18. Added CL_DRAM_DMA Example

  • Mapping AppPF PCIe BAR4 to DRAM
  • Using DMA to access same DRAM
  • Using SystemVerilog Bus constructs to simplify the code
  • Demonstrate the use of User interrupts
  • Demonstrate the use of bar1_ AXI-L bus
  • Includes Runtime C-code application under CL_DRAM_DMA software
  • See CL_DRAM_DMA README

19. Software Programmer View document

20. Two C-libraries for FPGA PCIe access and for FPGA Management

  • The C-libraries are simplifying and adding more protections from developer’s mistakes when writing a runtime C-application
  • Fpga_mgmt.h cover the APIs for calling management functions
  • Fpga_pcie.h covers the API for access the various PCI memory spaces of the FPGA
  • CL_HELLO_WORLD and CL_DRAM_DMA examples updated to use these libraries.

21. VHDL support is added

  • Included Vivado encryption key file for VHDL
  • Added VHDL-specific line in encrypt.tcl reference files
  • Developer would need to add read_vhdl in create_dcp_from_cl.tcl

22. Additional FPGA Management Tools added

23. Support for Vivado 2017.1 Build

  • The FPGA Development AMI includes Vivado 2017.1
  • Older Vivado versions will not be supported

24. Embed the HDK version and Shell Version as part of the git tree

25. Initial Release of SDAccel and OpenCL Support (NA)
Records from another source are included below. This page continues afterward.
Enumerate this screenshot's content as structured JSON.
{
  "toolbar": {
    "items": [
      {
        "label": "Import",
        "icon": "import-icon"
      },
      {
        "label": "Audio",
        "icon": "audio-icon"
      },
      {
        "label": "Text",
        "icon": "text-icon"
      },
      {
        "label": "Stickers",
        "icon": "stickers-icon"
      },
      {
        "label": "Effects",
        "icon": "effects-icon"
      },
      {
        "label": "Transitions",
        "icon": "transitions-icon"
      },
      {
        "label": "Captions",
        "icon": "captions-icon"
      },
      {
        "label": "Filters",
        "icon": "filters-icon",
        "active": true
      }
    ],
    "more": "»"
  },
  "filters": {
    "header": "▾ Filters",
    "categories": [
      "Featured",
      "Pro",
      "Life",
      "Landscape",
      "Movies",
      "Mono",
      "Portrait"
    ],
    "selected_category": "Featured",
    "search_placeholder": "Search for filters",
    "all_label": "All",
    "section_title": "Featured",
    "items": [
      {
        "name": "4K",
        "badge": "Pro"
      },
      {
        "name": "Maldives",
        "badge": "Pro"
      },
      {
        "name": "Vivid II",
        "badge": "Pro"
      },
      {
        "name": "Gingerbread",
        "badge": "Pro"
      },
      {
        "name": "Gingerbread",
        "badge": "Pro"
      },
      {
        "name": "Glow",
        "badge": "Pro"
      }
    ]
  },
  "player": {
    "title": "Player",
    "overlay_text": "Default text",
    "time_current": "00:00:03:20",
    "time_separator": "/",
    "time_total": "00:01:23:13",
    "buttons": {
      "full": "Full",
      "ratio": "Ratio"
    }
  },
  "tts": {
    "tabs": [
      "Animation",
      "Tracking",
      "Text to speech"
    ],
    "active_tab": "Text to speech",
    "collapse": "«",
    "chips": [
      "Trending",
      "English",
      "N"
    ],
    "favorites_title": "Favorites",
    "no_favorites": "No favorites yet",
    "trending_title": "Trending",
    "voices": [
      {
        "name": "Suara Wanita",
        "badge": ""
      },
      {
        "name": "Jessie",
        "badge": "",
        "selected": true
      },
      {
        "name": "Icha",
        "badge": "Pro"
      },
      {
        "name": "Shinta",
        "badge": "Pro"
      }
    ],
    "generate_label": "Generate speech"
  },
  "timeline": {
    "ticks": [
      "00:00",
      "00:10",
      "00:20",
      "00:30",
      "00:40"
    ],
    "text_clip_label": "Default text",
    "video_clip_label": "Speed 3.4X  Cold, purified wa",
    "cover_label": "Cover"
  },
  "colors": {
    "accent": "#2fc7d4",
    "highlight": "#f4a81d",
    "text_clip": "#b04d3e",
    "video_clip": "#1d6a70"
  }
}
  • Updated documentation in /sdk/SDAccel (NA)
  • OpenCL runtime HAL for supporting SDAccel and OpenCL ICD in /sdk/userspace (NA)
  • SDAccel build post-processing to register SDAccel xcl.bin as AFI. (NA)
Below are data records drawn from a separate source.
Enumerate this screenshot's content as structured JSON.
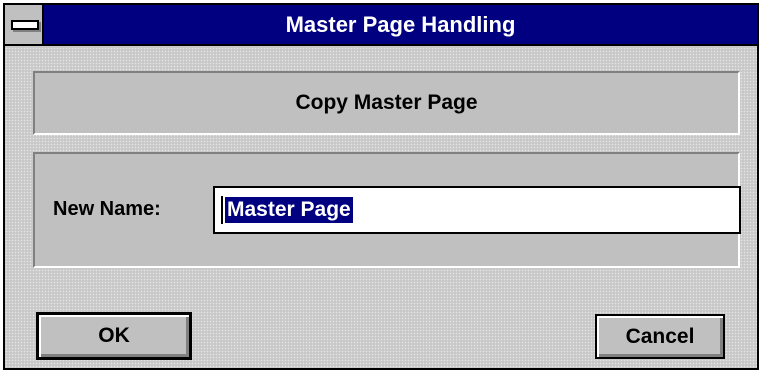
{
  "window": {
    "title": "Master Page Handling"
  },
  "header": {
    "label": "Copy Master Page"
  },
  "form": {
    "name_label": "New Name:",
    "name_value": "Master Page"
  },
  "buttons": {
    "ok_label": "OK",
    "cancel_label": "Cancel"
  },
  "colors": {
    "titlebar": "#000080",
    "selection": "#000080",
    "face": "#c0c0c0"
  }
}
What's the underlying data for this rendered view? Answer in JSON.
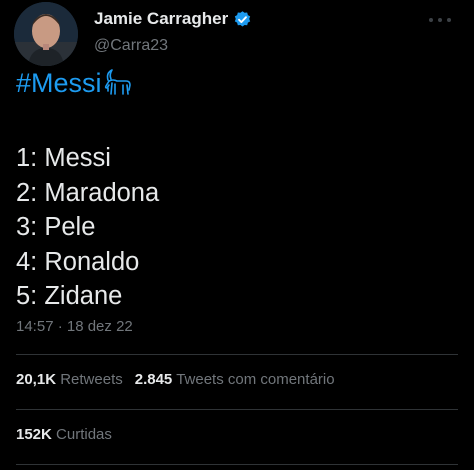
{
  "author": {
    "name": "Jamie Carragher",
    "handle": "@Carra23",
    "verified_icon": "verified-badge-icon",
    "avatar": "profile-photo"
  },
  "colors": {
    "background": "#000000",
    "primary_text": "#e7e9ea",
    "secondary_text": "#71767b",
    "accent": "#1d9bf0",
    "divider": "#2f3336"
  },
  "tweet": {
    "hashtag": "#Messi",
    "hashtag_emoji": "goat-emoji",
    "list": [
      "1: Messi",
      "2: Maradona",
      "3: Pele",
      "4: Ronaldo",
      "5: Zidane"
    ],
    "timestamp": "14:57 · 18 dez 22"
  },
  "stats": {
    "retweets_count": "20,1K",
    "retweets_label": "Retweets",
    "quotes_count": "2.845",
    "quotes_label": "Tweets com comentário",
    "likes_count": "152K",
    "likes_label": "Curtidas"
  }
}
26. Simplify handling of unused Shell to CL interfaces

  • Developers can simply call `include "unused_BUS_NAME_template.inc" for every unused interface
  • List of potential files to include is available in $HDK_SHELL_DIR/design/interfaces/unused\*
  • cl_hello_world.sv and cl_dram_dma.sv provide examples (at the each of each file)

27. Support multiple Vivado versions

  • hdk_setup.sh compares between the list of Vivado versions supported by the HDK and the installed vivado versions
  • hdk_setup.sh would automatically choose the Vivado version from the available binaries in AWS FPGA Developer's AMI

28. Changes in DRAM controller setting to improve bandwidth utilization

  • Change address decoding to ROW_COL_INTLV mode
  • Enable auto precharge on COL A3